MUCHA NOCHE PARA UN DÍA

La nueva temporada teatral del Palacio de Festivales acaba de inaugurarse este viernes con la obra de un dramaturgo muy representado en estas tierras: Alberto Conejero. Todas las noches de un día fue un texto premiado por la Asociación de Autores y llevado a las tablas por Luis Luque, con Ana Torrent y Carmelo Gómez como únicos y estelares protagonistas.
Con ecos notables de Pinter y Maeterlinck, el texto de Conejero fluye entre las paredes de un invernadero, una suerte de hortus conclusus que asfixia intramuros a los personajes que pretende proteger. El discurso de Todas las noches de un día se mueve entre lo poético y lo caótico con fortuna desigual: hay grandes aciertos y flechas de luz en un marasmo discursivo tan previsible como confuso. Y es que, aun conociendo desde el principio lo que ocurre y lo que va a ocurrir —el simbolismo de los trajes rojo y negro de Ana Torrent (Silvia) es demasiado obvio, y ya en los primeros minutos, con el interrogatorio policial, queda clara la búsqueda esencial—, la acción se desarrolla con ritmo desequilibrado y pega bandazos emocionales innecesarios, probablemente en un intento de ahondar en la idea principal y en la psicología de los personajes: Silvia, traumatizada por el violento incesto sufrido en su juventud, se aísla en un jardín imaginario; en su papel de flor mancillada, rechaza el amor delicado y verdadero que le ofrece su jardinero cuidador (Samuel, quien a su vez arrastra un peculiar complejo derivado de la relación con sus padres) y se entrega a la autodestrucción.
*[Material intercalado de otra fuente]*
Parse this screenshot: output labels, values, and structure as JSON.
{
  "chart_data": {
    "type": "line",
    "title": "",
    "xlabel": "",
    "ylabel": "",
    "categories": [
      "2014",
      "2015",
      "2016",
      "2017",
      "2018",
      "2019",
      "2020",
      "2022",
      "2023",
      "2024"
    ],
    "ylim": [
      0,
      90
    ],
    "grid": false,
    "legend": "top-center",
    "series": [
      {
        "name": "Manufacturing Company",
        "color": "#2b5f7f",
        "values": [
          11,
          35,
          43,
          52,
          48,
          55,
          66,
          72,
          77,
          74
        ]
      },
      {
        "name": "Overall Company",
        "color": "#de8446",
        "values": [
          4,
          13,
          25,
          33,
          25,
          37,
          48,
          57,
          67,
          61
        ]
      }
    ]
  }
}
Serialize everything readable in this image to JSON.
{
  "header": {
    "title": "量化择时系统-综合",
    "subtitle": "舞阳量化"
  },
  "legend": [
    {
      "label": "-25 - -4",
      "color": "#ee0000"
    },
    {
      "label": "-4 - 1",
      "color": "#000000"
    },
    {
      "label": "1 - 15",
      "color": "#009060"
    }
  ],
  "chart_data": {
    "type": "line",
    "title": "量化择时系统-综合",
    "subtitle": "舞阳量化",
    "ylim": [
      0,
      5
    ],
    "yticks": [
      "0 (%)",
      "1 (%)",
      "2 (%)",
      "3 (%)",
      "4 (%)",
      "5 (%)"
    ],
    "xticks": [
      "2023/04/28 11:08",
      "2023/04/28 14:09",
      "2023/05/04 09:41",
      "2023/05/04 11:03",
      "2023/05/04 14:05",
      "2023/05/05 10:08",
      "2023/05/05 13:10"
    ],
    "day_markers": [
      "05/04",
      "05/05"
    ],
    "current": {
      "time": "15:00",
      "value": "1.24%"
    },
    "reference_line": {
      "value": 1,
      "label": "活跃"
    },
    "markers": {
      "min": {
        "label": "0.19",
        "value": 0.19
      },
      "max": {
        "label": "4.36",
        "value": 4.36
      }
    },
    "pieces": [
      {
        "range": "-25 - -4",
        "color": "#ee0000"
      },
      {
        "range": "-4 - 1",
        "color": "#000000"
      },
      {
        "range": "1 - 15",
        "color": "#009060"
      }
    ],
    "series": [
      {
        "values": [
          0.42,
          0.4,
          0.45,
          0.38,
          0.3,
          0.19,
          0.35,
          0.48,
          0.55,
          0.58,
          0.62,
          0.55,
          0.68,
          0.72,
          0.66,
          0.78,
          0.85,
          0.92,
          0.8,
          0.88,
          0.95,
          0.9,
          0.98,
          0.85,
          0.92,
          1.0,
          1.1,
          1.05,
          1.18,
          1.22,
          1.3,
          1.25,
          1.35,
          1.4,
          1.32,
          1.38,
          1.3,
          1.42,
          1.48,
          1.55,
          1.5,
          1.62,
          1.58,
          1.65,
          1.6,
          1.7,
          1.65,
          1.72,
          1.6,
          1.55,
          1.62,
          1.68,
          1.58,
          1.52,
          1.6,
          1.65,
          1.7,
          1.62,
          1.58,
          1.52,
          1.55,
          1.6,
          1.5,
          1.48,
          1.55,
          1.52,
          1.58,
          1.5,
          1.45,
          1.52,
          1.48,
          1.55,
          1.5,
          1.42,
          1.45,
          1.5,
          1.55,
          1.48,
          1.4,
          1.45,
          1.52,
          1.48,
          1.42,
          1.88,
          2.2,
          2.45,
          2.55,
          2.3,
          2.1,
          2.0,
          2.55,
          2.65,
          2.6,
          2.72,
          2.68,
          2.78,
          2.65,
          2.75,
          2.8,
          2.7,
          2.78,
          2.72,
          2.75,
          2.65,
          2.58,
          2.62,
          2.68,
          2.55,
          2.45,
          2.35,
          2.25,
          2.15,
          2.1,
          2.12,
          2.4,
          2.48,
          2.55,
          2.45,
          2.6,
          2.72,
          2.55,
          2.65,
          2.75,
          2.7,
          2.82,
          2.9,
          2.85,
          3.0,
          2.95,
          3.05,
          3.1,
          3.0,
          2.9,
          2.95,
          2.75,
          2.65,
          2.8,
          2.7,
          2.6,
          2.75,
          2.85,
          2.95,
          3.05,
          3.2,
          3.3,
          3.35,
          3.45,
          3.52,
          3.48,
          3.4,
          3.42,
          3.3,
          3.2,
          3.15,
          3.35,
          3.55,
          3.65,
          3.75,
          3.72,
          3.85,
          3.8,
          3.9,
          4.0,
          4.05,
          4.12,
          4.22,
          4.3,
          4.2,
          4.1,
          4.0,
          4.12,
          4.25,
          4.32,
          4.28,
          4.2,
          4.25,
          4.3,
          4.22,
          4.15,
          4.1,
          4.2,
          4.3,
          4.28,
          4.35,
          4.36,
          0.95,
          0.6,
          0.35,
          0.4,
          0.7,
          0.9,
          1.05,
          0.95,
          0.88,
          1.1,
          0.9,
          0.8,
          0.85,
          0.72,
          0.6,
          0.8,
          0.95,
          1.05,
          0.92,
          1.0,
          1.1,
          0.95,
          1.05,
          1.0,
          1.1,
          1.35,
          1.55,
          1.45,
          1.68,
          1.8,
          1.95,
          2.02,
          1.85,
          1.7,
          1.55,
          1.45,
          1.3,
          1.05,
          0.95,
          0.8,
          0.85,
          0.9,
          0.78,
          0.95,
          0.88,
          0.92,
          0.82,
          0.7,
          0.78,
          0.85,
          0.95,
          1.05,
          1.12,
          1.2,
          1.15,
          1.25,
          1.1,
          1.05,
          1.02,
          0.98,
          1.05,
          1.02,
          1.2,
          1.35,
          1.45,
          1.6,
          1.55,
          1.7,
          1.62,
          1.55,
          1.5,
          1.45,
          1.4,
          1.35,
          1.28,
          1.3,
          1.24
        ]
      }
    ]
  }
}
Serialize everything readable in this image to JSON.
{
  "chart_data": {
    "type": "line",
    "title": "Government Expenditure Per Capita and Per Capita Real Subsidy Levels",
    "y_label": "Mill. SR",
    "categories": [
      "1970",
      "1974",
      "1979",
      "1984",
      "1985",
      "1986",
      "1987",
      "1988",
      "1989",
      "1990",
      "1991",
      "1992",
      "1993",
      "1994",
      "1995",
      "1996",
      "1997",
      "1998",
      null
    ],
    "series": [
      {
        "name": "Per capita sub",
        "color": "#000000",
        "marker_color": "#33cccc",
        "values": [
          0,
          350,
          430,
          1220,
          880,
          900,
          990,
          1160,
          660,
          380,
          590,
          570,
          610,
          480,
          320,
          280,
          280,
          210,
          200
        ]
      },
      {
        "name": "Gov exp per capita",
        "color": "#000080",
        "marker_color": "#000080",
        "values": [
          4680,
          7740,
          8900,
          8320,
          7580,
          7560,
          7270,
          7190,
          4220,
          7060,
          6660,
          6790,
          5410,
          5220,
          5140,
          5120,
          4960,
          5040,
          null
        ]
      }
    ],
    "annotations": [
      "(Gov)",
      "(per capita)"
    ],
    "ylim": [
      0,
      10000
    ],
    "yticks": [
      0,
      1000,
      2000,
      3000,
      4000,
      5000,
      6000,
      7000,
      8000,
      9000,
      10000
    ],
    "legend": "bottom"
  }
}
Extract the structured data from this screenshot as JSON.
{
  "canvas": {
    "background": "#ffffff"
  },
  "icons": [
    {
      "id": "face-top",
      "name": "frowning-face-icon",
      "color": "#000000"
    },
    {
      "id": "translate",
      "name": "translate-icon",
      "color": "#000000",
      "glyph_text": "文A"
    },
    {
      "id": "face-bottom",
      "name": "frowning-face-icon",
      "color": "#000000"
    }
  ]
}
Desde el punto de vista escénico, el montaje se resuelve en un recoleto espacio que evoca la pequeñez del invernadero y su clausura respecto al mundo exterior; se echa en falta mayor imaginación al resolver varias escenas —los interrogatorios, los devaneos de Silvia, la propia contemplación y enumeración de las flores…—. De la pareja de actores conservamos el recuerdo de papeles inolvidables. Aquí, en cambio, no nos logran conmover: Carmelo Gómez como Samuel adopta un registro anodino que no abandona en toda la representación y que resulta muy forzado, mientras que la Silvia de Ana Torrent roza el exceso en más de un pasaje. Seguramente ambos están lastrados por los retorcimientos anímicos y léxicos que les impone el texto, por la demasía de noches que no dejan ver el día.